Slaughter asked whether Grain’s wife, Lisa, was comfortable with that risk. Grain said that when he and Lisa—an orthodontist and, Grain says, “a brilliant woman”—decided to get married, they discussed his path and goals, with Grain saying, “If we marry, you have to know that we’re either going to the moon, or we’re going down in flames; there really isn’t anything in between, because I’m going for it.” And together, they went for it.
On Diversity, Equity, and Inclusion
During the chat, Dia Draper, Tuck’s assistant dean for diversity, equity, and inclusion (DEI), recalled a quote from a talk Grain did years ago at Tuck about his belief that diversity in all areas leads to the identification of greater opportunities and the clearer recognition of risks. Grain responded that the greatest DEI impact at his firm has been that of gender diversity, noting that the initial all-male team had been developing a less than optimal dynamic, particularly with regard to risk taking. He started intentionally recruiting women, with the first woman hired coming from Morgan Stanley. Grain knew from his own experience of the deeply quantitative people working at Morgan and knew that quantitative focus would fit with his firm’s arithmetic, algorithmic approach to investing. And it has.
T’22 Susie Peerson then moderated questions from the audience, beginning with “probably our most popular question: Were there any obstacles for you as an African American man raising your first buyout fund in 2007, and if so, how did you overcome those?”

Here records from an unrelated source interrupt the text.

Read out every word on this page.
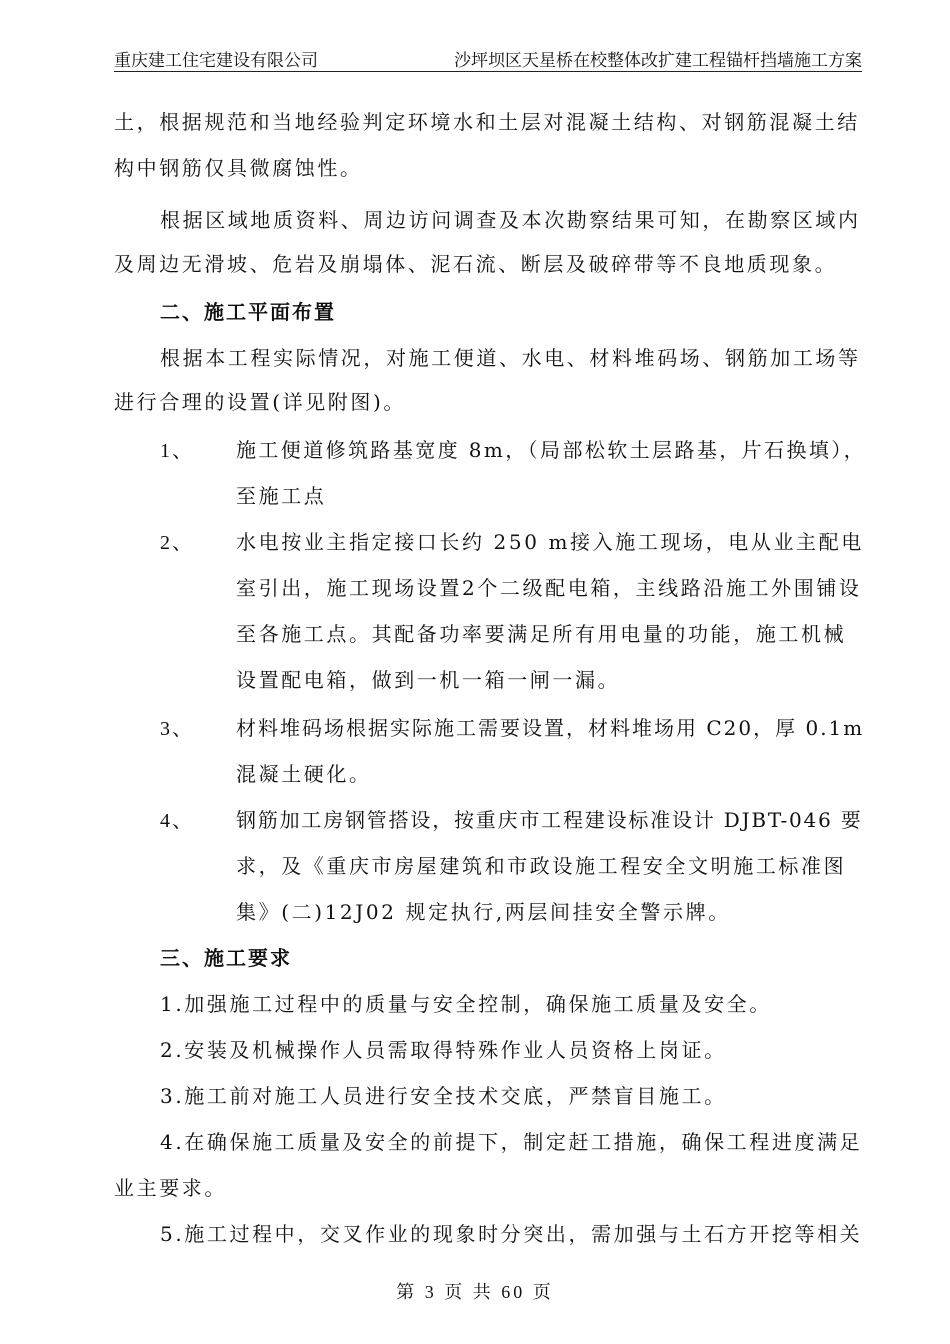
重庆建工住宅建设有限公司	沙坪坝区天星桥在校整体改扩建工程锚杆挡墙施工方案
土，根据规范和当地经验判定环境水和土层对混凝土结构、对钢筋混凝土结
构中钢筋仅具微腐蚀性。
根据区域地质资料、周边访问调查及本次勘察结果可知，在勘察区域内
及周边无滑坡、危岩及崩塌体、泥石流、断层及破碎带等不良地质现象。
二、施工平面布置
根据本工程实际情况，对施工便道、水电、材料堆码场、钢筋加工场等
进行合理的设置(详见附图)。
1、 施工便道修筑路基宽度 8m，（局部松软土层路基，片石换填），
至施工点
2、 水电按业主指定接口长约 250 m接入施工现场，电从业主配电
室引出，施工现场设置2个二级配电箱，主线路沿施工外围铺设
至各施工点。其配备功率要满足所有用电量的功能，施工机械
设置配电箱，做到一机一箱一闸一漏。
3、 材料堆码场根据实际施工需要设置，材料堆场用 C20，厚 0.1m
混凝土硬化。
4、 钢筋加工房钢管搭设，按重庆市工程建设标准设计 DJBT-046 要
求，及《重庆市房屋建筑和市政设施工程安全文明施工标准图
集》(二)12J02 规定执行,两层间挂安全警示牌。
三、施工要求
1.加强施工过程中的质量与安全控制，确保施工质量及安全。
2.安装及机械操作人员需取得特殊作业人员资格上岗证。
3.施工前对施工人员进行安全技术交底，严禁盲目施工。
4.在确保施工质量及安全的前提下，制定赶工措施，确保工程进度满足
业主要求。
5.施工过程中，交叉作业的现象时分突出，需加强与土石方开挖等相关
第 3 页 共 60 页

Grain noted, “It’s important to say at the outset that, it is what it is. People have biases, and you can’t control those. I’ve never found value in worrying about those issues because nobody ultimately cares if or why you don’t get it done. I also think it’s just generally hard to raise your first fund—I had to put up an unusual amount of my own capital to complete my first raise. I had 185 one-on-one meetings to get five people to say yes and three to actually cross the finish line. I thought I was done after 10 months, and then my lead investor pulled out the week before we were going to close. Duke University’s endowment stood by me, but it was 10 more months, starting from scratch again, before we finally closed.”
Not a Map; More of a Compass
Other questions came in, including a direct question from a prospective student: “Any advice for a Black 20-year-old undergrad looking to work in private equity one day?” Grain’s twofold answer: planning (he annually reviews, in writing, his own accomplishments and goals in all areas of his life) and “developing your own kitchen cabinet of personal advisers” from different backgrounds and with different perspectives. Grain said he has a handful of people he can call for guidance and to talk about course corrections “because I don’t see that there was a map that would have worked well for the last 30-some years for me—it’s really more of a compass.”

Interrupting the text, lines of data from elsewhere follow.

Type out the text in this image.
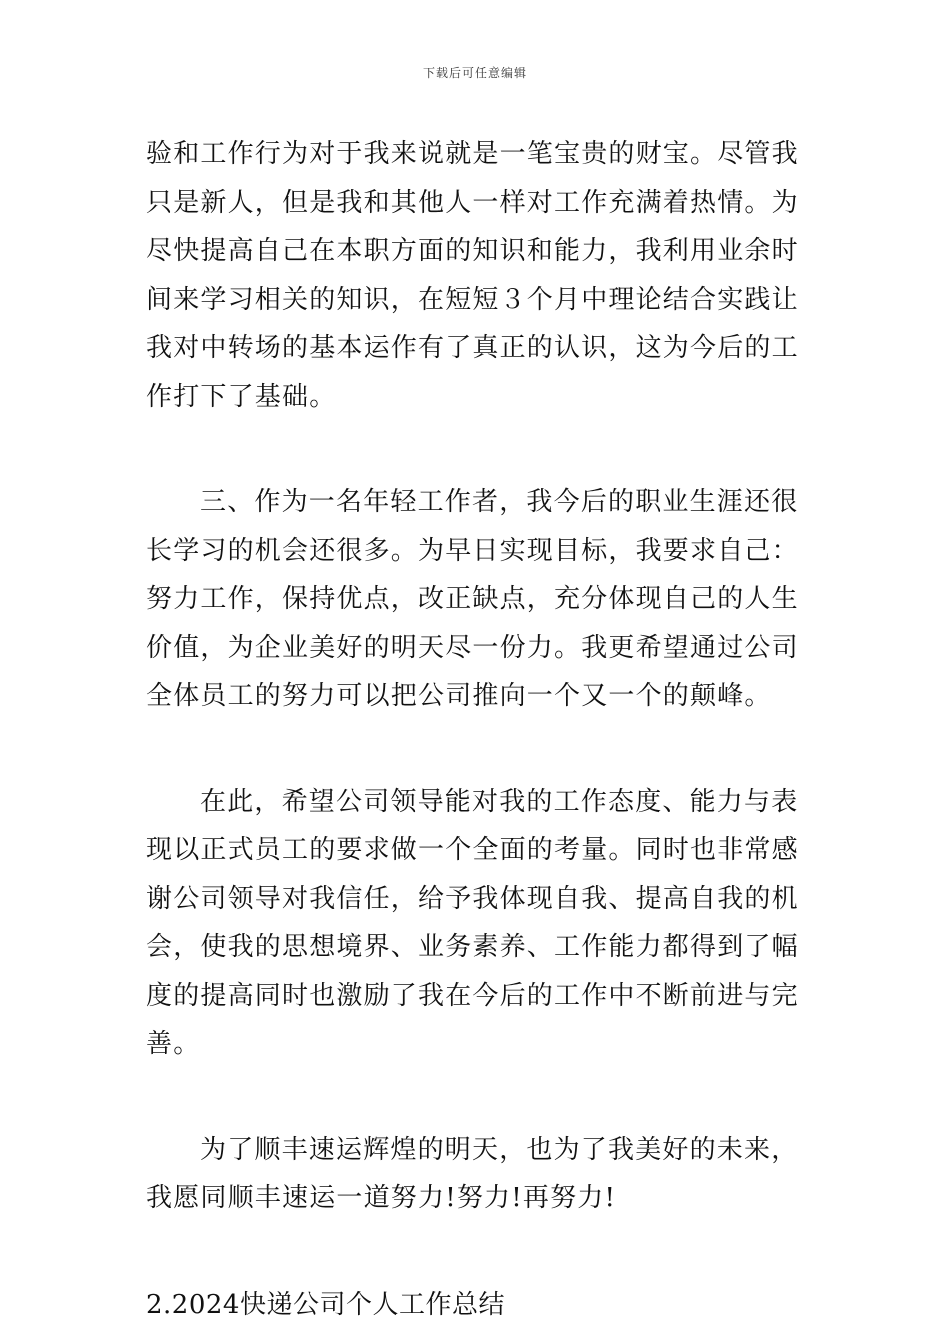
下载后可任意编辑

验和工作行为对于我来说就是一笔宝贵的财宝。尽管我只是新人，但是我和其他人一样对工作充满着热情。为尽快提高自己在本职方面的知识和能力，我利用业余时间来学习相关的知识，在短短３个月中理论结合实践让我对中转场的基本运作有了真正的认识，这为今后的工作打下了基础。

三、作为一名年轻工作者，我今后的职业生涯还很长学习的机会还很多。为早日实现目标，我要求自己：努力工作，保持优点，改正缺点，充分体现自己的人生价值，为企业美好的明天尽一份力。我更希望通过公司全体员工的努力可以把公司推向一个又一个的颠峰。

在此，希望公司领导能对我的工作态度、能力与表现以正式员工的要求做一个全面的考量。同时也非常感谢公司领导对我信任，给予我体现自我、提高自我的机会，使我的思想境界、业务素养、工作能力都得到了幅度的提高同时也激励了我在今后的工作中不断前进与完善。

为了顺丰速运辉煌的明天，也为了我美好的未来，我愿同顺丰速运一道努力!努力!再努力!

2.2024快递公司个人工作总结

In closing, Slaughter asked Grain what counsel he would give Tuck students, in light of a year that students couldn’t have anticipated. Grain’s response? “I would just be very open. It’s extremely difficult to have an inflexible perspective of how things are going to work out, as we’ve seen in the last year—really the last four years. But if you’ve gotten to Tuck, you’re far enough along to know that your gut is working well and, with it as a compass, you’ll know if something’s not feeling right. Along the way, if you do have an ‘aha’ moment and see a clear path as I did with cell towers, you should go for it.”